Early prediction of hypocalcaemia following total thyroidectomy by serial parathyroid hormone and ionized calcium assay
DOI:
https://doi.org/10.18203/2349-2902.isj20162757Keywords:
PTH, Ionized calcium, Total thyroidectomy, Completion thyroidectomy, HypocalcemiaAbstract
Background:Total thyroidectomy is an accepted treatment modality for benign and malignant thyroid disease. Postoperative transient hypoparathyroidism leading to hypocalcaemia is one of the most frequent morbidities following total thyroidectomy.

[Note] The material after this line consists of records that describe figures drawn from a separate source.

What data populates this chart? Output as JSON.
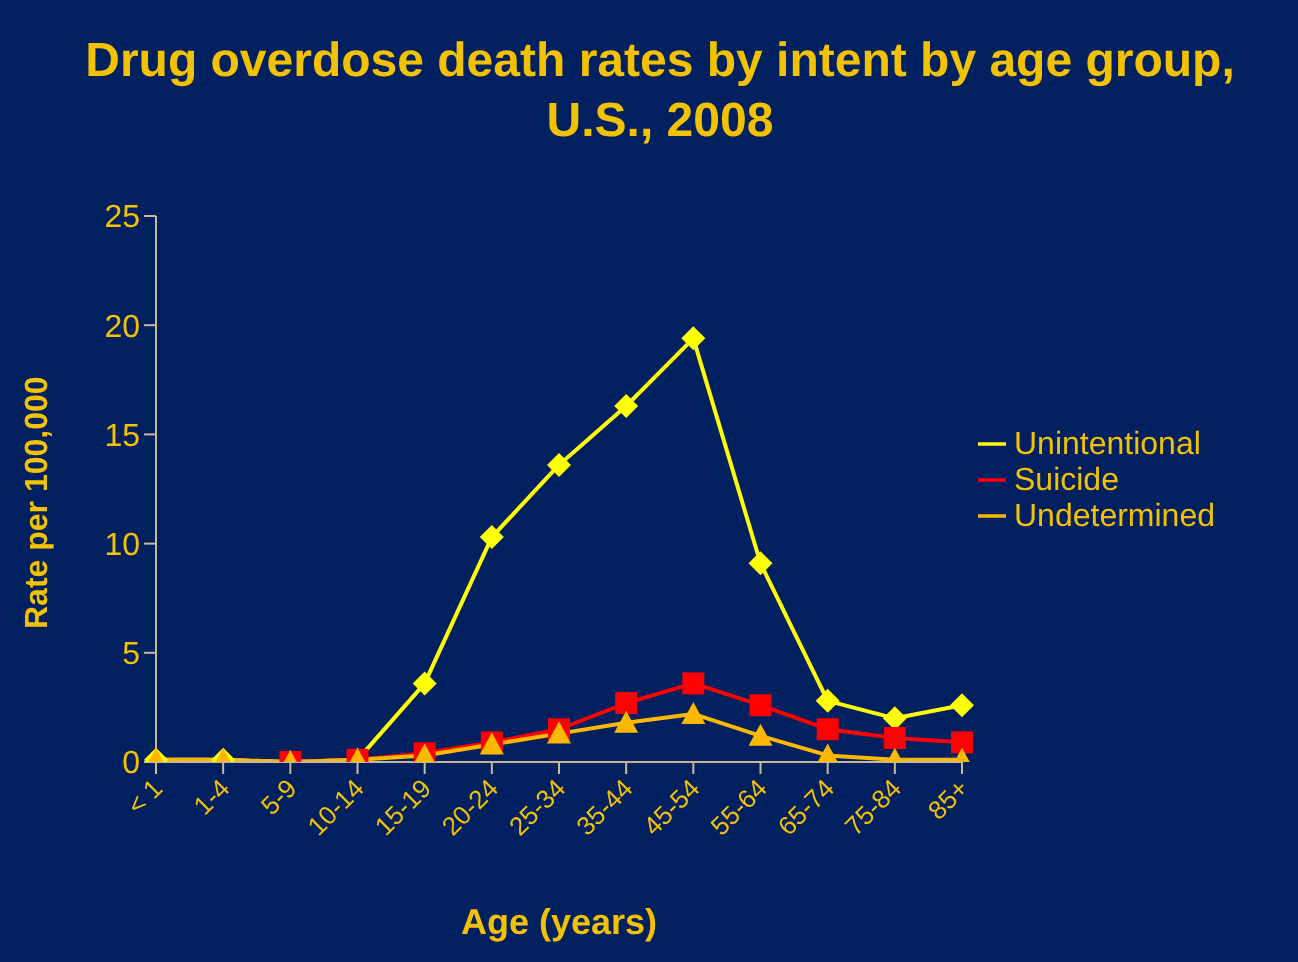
{
  "chart_data": {
    "type": "line",
    "title": "Drug overdose death rates by intent by age group, U.S., 2008",
    "xlabel": "Age (years)",
    "ylabel": "Rate per 100,000",
    "categories": [
      "< 1",
      "1-4",
      "5-9",
      "10-14",
      "15-19",
      "20-24",
      "25-34",
      "35-44",
      "45-54",
      "55-64",
      "65-74",
      "75-84",
      "85+"
    ],
    "series": [
      {
        "name": "Unintentional",
        "color": "#ffff00",
        "marker": "diamond",
        "values": [
          0.1,
          0.1,
          0,
          0.1,
          3.6,
          10.3,
          13.6,
          16.3,
          19.4,
          9.1,
          2.8,
          2.0,
          2.6
        ]
      },
      {
        "name": "Suicide",
        "color": "#ff0000",
        "marker": "square",
        "values": [
          null,
          null,
          0,
          0.1,
          0.4,
          0.9,
          1.5,
          2.7,
          3.6,
          2.6,
          1.5,
          1.1,
          0.9
        ]
      },
      {
        "name": "Undetermined",
        "color": "#ffb800",
        "marker": "triangle",
        "values": [
          0.1,
          0.1,
          0,
          0.1,
          0.3,
          0.8,
          1.3,
          1.8,
          2.2,
          1.2,
          0.3,
          0.1,
          0.1
        ]
      }
    ],
    "ylim": [
      0,
      25
    ],
    "yticks": [
      0,
      5,
      10,
      15,
      20,
      25
    ],
    "grid": false,
    "legend": "right"
  }
}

Methods: 30 patients were included in this study, underwent total thyroidectomy and completion thyroidectomy. All measures for the preservation of parathyroid glands were taken. Intra-operative venous sample was taken after careful dissection of the parathyroid glands and post operatively at 6 hours, 24 hours, and 48 hours. Samples were analyzed for PTH, ionized calcium, total calcium and albumin levels. Patients were followed up for a period of one year.
Results:Nine patients (30%) developed clinical hypocalcaemia in this study. Out of thirty patients, PTH values were below normal in 14 (46.67%) intra-operatively, 13 (43.33%) at 6 hours, 16 (53.33%) at 24 hours, 12 (40.0%) at 48 hours postoperatively. PTH had a sensitivity of 100% in predicting hypocalcaemia in these entire time interval. Ionized calcium values were below normal in 10 (33.33%) patients intra operatively, 12 (40%) at 6 hours, 8 (26.67%) at 24 hours and 10 (30%) at 48 hours post-operatively. It had a sensitivity of 55.6%, 55.6%, 66.7% and 100% respectively in predicting hypocalcaemia at these time interval.
Conclusions:Serum PTH proved to be a safe, convenient and easily available biomarker which can be measured to predict post-total thyroidectomy hypocalcaemia before the onset of serious symptoms.